Ai white-collar related Layoffs announced today, UPS 48,000, Amazon 30,000.
This is on top of Amazon’s announcement last week of almost fully replacing its blue-collar workforce with robots. Amazon is starting now to replace hundreds of thousands of jobs.
I think I read that Amazon are also laying off 13,000 middle management so that clearly wasn’t worth the html page it was written on.
Ironically for anyone here that has children of a school age, chegg are reducing their workforce by 45% - clearly the robots are better at personalized learning or something.
free
dumb
Yes, the more interesting part of the cumulative Amazon stories, is that it will turn them into a net job destroyer. Meaning they’re replacing more exisitng jobs at other companies that go out of business due to Amazon taking over market share, than Amazon will create while taking that market share. So over time Amazon, even though it’s a massive company, will result in fewer total jobs in in the economy. Still not paying any corporate taxes, and using up all our grid capacity.
Makes for a real feel good story.
“Meanwhile, what are you stuck with?
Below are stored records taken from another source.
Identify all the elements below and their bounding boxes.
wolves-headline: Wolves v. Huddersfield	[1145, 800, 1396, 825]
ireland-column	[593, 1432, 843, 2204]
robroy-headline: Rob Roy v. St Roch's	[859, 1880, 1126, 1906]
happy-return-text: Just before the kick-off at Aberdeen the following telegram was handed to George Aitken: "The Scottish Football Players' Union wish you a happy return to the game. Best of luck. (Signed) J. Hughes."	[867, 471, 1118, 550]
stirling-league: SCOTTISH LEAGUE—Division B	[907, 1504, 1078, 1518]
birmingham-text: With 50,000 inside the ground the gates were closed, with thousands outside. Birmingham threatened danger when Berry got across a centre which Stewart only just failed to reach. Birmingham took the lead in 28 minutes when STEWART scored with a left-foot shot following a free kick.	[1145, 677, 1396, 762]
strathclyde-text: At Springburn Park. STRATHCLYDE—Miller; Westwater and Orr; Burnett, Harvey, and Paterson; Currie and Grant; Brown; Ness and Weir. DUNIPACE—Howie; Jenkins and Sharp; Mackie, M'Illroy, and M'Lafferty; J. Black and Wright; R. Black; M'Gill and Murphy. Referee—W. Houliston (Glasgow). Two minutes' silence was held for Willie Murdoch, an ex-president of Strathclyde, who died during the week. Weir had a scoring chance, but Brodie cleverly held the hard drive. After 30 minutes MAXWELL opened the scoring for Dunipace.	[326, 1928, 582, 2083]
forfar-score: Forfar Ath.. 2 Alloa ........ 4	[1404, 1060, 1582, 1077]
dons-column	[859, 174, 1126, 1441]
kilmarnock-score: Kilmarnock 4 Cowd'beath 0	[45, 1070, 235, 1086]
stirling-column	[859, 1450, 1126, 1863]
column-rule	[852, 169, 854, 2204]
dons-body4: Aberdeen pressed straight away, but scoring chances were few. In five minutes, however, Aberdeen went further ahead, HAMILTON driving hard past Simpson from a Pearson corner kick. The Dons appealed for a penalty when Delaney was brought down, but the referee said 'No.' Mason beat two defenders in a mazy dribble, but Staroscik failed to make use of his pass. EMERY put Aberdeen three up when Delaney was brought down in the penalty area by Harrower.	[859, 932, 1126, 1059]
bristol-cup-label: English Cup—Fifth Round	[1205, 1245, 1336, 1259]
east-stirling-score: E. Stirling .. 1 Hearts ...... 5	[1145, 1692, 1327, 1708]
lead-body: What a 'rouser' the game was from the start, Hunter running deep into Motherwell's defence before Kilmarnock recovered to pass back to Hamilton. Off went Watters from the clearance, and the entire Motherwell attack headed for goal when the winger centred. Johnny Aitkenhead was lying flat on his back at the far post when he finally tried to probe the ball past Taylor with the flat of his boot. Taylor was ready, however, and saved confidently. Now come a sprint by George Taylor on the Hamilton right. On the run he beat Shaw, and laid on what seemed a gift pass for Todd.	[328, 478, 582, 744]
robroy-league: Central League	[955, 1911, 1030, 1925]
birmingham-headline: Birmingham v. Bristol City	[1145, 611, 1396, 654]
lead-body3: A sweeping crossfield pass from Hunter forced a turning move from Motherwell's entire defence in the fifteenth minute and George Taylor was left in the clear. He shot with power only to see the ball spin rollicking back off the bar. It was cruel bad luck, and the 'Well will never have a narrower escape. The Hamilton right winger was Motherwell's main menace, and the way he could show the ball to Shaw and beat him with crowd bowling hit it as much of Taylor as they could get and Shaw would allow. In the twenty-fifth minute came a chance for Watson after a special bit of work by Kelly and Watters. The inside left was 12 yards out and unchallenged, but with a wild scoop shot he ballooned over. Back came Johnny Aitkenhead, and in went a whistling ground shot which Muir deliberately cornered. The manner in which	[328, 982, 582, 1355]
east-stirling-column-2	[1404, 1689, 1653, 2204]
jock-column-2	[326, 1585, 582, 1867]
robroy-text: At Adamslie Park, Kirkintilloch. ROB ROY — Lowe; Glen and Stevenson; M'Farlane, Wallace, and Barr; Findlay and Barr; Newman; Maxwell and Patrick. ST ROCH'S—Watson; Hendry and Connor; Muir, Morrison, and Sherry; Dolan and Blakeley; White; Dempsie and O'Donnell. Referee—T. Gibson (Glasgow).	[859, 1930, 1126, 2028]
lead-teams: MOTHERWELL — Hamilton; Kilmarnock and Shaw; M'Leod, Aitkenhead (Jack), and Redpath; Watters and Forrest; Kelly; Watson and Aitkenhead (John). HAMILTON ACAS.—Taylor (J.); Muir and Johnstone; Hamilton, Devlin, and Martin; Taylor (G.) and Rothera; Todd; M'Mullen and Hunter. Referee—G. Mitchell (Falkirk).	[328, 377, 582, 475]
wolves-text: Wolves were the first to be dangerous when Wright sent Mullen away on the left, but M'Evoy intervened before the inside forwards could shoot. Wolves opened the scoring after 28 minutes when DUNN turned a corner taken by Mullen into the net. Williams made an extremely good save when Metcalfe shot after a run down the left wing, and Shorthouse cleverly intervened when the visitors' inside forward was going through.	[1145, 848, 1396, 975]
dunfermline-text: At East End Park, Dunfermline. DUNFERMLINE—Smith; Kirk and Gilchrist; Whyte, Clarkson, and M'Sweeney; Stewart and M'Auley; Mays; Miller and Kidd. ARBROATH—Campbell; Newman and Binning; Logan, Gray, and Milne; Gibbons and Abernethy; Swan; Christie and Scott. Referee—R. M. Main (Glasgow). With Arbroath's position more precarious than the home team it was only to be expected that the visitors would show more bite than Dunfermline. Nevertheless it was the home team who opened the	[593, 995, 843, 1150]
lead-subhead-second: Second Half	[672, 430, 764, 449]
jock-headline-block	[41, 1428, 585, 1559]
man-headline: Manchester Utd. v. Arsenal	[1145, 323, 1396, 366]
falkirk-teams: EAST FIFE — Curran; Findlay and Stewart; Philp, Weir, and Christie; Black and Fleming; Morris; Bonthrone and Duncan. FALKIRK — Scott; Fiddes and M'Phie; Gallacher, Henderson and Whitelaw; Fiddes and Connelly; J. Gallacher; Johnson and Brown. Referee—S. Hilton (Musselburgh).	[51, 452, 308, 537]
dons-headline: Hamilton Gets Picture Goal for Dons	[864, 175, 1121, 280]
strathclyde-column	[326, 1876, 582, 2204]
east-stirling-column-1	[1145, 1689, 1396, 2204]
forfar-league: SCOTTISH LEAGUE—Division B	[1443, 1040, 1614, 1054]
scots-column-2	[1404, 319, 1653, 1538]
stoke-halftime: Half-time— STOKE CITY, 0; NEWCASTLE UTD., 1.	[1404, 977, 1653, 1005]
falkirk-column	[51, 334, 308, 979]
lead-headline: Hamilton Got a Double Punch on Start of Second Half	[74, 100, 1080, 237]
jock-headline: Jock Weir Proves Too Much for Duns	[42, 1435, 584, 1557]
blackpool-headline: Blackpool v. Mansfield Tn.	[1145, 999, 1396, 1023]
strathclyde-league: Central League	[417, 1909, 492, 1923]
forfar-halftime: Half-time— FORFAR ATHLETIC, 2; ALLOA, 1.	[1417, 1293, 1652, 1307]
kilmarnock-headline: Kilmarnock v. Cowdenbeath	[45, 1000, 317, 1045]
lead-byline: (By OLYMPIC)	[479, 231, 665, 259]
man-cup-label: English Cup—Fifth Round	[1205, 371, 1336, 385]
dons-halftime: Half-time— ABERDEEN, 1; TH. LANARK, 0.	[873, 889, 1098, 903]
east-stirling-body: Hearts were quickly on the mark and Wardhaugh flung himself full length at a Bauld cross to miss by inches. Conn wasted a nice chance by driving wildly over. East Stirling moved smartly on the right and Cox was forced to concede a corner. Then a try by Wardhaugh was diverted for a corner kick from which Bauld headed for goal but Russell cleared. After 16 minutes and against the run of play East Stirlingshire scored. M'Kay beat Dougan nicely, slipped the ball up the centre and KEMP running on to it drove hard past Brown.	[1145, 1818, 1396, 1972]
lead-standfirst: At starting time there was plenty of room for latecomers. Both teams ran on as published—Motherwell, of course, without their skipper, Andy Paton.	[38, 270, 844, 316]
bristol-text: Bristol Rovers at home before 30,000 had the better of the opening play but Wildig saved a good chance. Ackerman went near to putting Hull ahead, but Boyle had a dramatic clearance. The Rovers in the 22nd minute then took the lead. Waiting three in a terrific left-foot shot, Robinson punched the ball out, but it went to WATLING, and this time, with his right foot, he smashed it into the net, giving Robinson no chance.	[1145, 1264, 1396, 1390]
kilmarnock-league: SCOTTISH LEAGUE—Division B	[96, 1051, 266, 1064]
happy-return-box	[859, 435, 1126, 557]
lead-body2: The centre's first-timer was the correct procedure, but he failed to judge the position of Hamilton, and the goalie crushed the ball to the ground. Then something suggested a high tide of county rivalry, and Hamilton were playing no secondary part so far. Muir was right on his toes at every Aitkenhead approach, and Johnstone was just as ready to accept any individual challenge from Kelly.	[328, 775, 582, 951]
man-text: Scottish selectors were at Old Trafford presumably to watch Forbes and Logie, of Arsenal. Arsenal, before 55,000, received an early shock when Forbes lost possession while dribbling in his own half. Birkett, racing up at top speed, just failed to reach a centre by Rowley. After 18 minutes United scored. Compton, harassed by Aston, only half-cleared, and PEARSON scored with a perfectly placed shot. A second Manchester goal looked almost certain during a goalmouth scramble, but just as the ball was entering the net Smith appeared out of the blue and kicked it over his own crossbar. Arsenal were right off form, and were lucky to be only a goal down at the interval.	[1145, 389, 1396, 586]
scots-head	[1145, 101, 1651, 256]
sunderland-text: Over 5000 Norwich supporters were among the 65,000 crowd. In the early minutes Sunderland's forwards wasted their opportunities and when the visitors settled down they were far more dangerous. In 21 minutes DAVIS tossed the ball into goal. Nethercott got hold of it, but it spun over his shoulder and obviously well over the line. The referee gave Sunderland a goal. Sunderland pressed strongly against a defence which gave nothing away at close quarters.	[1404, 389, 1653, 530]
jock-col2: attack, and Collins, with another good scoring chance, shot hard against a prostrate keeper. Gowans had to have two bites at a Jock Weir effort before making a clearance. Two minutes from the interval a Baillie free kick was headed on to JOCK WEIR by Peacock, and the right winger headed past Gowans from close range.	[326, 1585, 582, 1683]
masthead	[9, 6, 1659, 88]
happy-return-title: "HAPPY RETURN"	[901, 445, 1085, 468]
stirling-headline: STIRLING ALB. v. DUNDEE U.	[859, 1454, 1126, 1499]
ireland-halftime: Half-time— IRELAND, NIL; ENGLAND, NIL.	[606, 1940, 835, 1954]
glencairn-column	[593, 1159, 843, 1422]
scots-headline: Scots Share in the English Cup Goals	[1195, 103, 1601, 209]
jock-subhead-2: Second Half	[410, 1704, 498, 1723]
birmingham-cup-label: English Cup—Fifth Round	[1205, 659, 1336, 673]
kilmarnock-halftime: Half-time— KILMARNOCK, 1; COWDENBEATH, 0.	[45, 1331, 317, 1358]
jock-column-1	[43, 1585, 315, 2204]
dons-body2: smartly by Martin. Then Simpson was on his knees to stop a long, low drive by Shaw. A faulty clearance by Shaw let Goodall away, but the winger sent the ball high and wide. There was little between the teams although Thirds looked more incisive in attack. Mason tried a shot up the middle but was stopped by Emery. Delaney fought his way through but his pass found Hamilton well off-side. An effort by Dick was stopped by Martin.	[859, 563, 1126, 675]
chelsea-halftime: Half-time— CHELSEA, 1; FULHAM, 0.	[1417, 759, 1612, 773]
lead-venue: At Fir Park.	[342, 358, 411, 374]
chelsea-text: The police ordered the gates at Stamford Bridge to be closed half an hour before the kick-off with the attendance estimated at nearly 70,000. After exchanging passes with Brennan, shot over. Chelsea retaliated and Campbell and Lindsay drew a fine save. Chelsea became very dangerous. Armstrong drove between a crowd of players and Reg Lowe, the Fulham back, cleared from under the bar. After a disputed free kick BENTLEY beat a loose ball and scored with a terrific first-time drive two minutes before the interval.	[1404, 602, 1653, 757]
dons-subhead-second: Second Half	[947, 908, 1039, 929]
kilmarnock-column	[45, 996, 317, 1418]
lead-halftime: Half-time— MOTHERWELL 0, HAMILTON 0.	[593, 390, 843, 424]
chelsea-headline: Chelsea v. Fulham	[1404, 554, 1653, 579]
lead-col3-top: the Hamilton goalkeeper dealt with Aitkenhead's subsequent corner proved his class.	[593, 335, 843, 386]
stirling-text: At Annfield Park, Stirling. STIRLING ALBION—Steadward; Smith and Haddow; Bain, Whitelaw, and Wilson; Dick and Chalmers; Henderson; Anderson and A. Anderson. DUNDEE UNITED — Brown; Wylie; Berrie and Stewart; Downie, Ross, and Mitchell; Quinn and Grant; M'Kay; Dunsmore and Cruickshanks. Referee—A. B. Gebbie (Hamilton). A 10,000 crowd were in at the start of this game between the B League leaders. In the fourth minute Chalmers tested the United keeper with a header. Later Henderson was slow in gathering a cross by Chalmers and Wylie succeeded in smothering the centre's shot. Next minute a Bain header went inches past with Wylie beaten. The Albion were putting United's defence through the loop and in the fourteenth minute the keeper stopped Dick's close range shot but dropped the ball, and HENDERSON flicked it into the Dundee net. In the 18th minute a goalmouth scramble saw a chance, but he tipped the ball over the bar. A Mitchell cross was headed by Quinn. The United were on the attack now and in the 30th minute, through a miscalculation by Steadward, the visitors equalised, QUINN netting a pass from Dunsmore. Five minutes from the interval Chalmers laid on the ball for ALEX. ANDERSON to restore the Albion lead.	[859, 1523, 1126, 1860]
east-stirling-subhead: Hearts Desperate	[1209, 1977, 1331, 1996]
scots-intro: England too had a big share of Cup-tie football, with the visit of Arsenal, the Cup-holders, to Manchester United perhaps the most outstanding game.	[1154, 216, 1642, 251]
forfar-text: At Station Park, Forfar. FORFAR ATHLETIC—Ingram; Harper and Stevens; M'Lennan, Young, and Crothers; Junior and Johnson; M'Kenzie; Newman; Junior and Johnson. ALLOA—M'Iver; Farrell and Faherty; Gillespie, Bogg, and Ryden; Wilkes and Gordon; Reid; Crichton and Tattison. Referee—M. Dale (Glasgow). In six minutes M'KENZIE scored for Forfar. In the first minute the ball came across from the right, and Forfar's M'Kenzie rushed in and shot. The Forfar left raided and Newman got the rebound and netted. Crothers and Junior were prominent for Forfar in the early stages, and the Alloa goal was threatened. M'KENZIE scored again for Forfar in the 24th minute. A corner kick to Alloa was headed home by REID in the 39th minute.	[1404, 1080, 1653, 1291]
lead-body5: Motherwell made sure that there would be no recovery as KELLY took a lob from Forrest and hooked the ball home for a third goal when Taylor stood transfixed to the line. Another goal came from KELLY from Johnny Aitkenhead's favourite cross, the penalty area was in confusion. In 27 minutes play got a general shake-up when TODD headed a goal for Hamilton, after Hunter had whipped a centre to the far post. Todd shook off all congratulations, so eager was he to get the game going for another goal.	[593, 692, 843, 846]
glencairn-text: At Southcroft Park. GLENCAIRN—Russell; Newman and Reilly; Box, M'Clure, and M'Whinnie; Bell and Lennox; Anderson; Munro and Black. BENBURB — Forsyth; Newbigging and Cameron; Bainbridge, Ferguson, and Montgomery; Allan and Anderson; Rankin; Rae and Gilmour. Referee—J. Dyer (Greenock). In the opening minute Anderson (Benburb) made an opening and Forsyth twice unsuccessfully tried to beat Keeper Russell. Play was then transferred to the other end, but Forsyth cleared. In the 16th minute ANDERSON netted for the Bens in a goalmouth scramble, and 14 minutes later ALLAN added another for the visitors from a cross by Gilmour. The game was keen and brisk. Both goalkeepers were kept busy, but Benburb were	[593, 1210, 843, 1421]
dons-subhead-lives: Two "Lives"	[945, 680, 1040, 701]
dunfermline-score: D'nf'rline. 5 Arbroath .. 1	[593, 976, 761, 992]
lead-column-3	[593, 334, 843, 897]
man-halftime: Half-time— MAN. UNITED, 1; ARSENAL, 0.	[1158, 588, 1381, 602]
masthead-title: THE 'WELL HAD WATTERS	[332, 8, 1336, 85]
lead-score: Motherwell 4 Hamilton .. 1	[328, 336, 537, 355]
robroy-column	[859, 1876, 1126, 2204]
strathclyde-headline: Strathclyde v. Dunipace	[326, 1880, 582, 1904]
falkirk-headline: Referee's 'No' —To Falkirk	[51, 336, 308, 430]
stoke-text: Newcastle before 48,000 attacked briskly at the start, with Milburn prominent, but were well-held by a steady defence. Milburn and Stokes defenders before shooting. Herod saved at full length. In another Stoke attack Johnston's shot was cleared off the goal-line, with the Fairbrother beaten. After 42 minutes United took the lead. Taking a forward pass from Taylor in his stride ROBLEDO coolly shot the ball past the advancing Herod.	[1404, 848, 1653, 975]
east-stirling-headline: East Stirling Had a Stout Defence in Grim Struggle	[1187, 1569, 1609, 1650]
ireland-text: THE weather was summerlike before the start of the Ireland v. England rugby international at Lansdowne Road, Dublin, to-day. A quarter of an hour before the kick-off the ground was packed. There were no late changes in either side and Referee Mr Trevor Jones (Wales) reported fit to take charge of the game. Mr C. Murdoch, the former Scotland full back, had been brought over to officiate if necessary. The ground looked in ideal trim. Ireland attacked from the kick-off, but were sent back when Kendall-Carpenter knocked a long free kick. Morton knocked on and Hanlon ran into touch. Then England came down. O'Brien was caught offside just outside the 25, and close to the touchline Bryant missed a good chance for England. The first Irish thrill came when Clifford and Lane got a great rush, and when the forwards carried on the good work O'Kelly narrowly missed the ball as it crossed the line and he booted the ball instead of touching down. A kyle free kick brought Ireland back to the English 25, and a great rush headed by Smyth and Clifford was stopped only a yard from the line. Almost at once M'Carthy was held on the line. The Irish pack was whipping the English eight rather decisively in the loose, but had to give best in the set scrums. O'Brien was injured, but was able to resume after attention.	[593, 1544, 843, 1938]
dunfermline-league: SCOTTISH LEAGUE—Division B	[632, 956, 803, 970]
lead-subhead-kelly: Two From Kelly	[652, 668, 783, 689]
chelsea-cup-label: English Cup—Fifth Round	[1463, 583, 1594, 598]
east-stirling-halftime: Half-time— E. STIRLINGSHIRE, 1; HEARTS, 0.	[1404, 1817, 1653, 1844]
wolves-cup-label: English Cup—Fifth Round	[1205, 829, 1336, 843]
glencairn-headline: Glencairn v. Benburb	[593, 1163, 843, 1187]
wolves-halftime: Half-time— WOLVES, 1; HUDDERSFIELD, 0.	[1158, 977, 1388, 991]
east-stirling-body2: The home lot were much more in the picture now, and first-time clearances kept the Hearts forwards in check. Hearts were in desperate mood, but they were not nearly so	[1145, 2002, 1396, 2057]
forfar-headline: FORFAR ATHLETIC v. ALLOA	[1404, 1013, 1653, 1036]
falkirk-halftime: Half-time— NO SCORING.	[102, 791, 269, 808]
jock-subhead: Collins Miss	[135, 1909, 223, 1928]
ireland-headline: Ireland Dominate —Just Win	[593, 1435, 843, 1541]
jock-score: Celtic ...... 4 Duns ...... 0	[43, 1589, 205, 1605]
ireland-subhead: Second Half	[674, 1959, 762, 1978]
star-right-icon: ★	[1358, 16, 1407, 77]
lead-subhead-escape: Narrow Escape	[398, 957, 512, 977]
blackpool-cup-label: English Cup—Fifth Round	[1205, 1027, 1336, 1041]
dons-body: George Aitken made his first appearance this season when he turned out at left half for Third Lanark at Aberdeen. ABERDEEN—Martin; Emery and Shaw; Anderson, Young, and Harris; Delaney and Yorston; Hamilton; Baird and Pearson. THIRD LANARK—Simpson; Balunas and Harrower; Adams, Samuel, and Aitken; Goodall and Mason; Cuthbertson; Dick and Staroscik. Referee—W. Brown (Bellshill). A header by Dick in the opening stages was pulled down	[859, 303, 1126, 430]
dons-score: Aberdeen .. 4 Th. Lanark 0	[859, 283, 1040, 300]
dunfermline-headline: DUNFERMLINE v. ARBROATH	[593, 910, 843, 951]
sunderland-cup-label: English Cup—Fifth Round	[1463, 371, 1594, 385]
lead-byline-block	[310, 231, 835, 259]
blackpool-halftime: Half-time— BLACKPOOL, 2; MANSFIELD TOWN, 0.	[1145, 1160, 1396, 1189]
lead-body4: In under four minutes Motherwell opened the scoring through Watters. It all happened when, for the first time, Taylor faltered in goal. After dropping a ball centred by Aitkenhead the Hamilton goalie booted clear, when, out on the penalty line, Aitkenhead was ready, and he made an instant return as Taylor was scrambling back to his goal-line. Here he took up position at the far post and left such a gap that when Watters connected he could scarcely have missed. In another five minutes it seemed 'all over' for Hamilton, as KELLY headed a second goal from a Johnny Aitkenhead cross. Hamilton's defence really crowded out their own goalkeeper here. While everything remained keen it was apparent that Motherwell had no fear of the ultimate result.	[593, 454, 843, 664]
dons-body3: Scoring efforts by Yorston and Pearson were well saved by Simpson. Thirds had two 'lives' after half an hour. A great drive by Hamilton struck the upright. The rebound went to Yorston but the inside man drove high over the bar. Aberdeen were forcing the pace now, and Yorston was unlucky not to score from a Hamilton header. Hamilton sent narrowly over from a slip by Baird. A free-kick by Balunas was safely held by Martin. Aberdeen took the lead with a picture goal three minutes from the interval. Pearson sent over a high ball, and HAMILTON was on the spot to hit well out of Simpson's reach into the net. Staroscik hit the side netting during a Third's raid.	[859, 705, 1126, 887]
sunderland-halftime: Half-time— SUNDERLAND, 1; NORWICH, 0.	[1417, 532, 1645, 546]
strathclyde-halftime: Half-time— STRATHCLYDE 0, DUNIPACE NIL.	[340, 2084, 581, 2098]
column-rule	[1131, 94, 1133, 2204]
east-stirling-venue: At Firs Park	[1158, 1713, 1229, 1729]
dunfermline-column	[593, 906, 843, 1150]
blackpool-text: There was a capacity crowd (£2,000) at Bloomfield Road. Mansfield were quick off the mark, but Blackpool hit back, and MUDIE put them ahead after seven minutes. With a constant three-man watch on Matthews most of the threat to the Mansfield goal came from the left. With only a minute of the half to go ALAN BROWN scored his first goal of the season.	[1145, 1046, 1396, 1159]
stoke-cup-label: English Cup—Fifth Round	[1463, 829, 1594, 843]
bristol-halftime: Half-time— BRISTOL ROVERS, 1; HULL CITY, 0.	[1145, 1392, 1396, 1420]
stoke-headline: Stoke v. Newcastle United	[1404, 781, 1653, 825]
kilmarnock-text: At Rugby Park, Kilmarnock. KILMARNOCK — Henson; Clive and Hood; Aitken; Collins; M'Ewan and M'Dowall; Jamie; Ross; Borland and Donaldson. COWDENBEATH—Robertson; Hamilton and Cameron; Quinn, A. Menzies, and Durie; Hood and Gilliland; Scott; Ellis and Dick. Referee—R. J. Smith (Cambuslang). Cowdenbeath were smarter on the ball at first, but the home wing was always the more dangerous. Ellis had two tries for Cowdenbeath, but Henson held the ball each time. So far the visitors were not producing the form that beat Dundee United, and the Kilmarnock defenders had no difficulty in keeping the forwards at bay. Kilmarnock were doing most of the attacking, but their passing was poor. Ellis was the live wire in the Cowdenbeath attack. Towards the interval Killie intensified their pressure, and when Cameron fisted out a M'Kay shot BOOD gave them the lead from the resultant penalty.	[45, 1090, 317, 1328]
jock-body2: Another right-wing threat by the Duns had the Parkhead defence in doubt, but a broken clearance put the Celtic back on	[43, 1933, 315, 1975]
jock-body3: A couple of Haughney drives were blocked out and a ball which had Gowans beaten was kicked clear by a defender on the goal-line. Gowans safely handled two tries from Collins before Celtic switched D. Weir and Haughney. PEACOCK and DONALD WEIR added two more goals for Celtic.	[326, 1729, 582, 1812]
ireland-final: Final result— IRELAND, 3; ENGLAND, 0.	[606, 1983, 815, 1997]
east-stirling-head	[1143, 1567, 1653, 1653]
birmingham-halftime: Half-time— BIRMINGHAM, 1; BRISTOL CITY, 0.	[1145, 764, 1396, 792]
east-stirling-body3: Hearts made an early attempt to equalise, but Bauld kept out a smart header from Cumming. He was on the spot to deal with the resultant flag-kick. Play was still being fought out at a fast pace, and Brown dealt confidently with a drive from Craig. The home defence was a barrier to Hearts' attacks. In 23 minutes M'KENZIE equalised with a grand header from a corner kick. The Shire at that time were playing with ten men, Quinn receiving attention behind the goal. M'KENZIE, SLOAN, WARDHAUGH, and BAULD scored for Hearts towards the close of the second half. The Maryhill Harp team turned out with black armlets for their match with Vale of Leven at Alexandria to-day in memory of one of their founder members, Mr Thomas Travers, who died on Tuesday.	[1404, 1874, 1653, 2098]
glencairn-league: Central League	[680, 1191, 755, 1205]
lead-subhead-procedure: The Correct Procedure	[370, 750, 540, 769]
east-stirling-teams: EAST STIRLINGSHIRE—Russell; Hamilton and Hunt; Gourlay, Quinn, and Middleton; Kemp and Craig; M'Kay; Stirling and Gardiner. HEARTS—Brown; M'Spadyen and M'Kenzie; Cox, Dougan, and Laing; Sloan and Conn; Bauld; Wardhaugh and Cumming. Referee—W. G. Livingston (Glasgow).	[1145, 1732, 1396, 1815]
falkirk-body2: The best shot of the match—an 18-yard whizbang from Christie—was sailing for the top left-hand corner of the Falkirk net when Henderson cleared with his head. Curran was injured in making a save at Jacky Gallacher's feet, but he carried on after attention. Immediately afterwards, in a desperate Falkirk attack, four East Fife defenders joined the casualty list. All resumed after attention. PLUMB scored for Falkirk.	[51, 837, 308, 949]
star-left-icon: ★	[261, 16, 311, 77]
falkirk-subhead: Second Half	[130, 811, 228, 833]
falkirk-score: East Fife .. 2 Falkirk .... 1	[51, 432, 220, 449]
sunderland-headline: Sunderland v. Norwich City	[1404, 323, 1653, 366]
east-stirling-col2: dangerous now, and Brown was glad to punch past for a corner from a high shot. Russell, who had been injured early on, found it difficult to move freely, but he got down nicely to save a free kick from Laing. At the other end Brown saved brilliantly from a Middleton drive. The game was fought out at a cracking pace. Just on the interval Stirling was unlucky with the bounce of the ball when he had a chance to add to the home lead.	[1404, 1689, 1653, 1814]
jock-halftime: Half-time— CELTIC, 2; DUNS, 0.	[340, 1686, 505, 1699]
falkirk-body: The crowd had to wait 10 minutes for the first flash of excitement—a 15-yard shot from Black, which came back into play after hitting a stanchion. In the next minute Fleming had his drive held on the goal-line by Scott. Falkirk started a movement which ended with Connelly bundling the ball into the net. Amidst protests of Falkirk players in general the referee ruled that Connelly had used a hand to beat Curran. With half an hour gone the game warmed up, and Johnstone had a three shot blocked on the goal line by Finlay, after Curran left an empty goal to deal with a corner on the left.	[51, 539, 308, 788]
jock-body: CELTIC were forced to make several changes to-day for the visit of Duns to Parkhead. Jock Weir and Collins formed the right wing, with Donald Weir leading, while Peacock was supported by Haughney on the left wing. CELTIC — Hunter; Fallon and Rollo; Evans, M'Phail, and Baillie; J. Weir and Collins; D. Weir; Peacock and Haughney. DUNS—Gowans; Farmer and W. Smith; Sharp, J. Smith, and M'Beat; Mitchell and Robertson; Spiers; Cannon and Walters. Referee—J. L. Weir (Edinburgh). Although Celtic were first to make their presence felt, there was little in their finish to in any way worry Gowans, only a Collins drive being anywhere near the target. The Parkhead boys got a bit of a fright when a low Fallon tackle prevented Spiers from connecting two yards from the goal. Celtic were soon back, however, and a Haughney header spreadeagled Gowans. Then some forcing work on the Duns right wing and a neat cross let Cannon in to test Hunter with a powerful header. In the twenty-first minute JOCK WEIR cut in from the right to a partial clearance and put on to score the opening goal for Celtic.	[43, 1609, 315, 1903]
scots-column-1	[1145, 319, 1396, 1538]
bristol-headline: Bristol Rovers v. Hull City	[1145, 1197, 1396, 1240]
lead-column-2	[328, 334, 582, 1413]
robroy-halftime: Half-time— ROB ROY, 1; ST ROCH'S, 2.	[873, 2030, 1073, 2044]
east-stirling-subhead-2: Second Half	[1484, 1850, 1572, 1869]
A resume and reel that says you do one thing.
And that thing doesn’t exist anymore.”
Agree.
I don’t think we have even seen the beginning of the mass unemployment that will occur with any employment position that can be reduced or eliminated by the use of “AI.”
“Stock Price Uber Alles.”
with an unlimited, unregulated budget, endless opportunities for personal growth, a sizeable sign-on bonus and clemency for your student loans:
actively recruiting in los angeles.
I have less than three years left on my career itinerary. I’ve been planning for this for 30 years. For me it’s kind of like, AI please put me out of my misery already. This is what I sent to a friend this morning as we were discussing the state of things.
“it’s already over, everything now is bonus”.
There is an irony here that if corporations replace a whole bunch of employees with AI, and the unemployment rate rises significantly, then who is going to be able to afford to buy any of their products?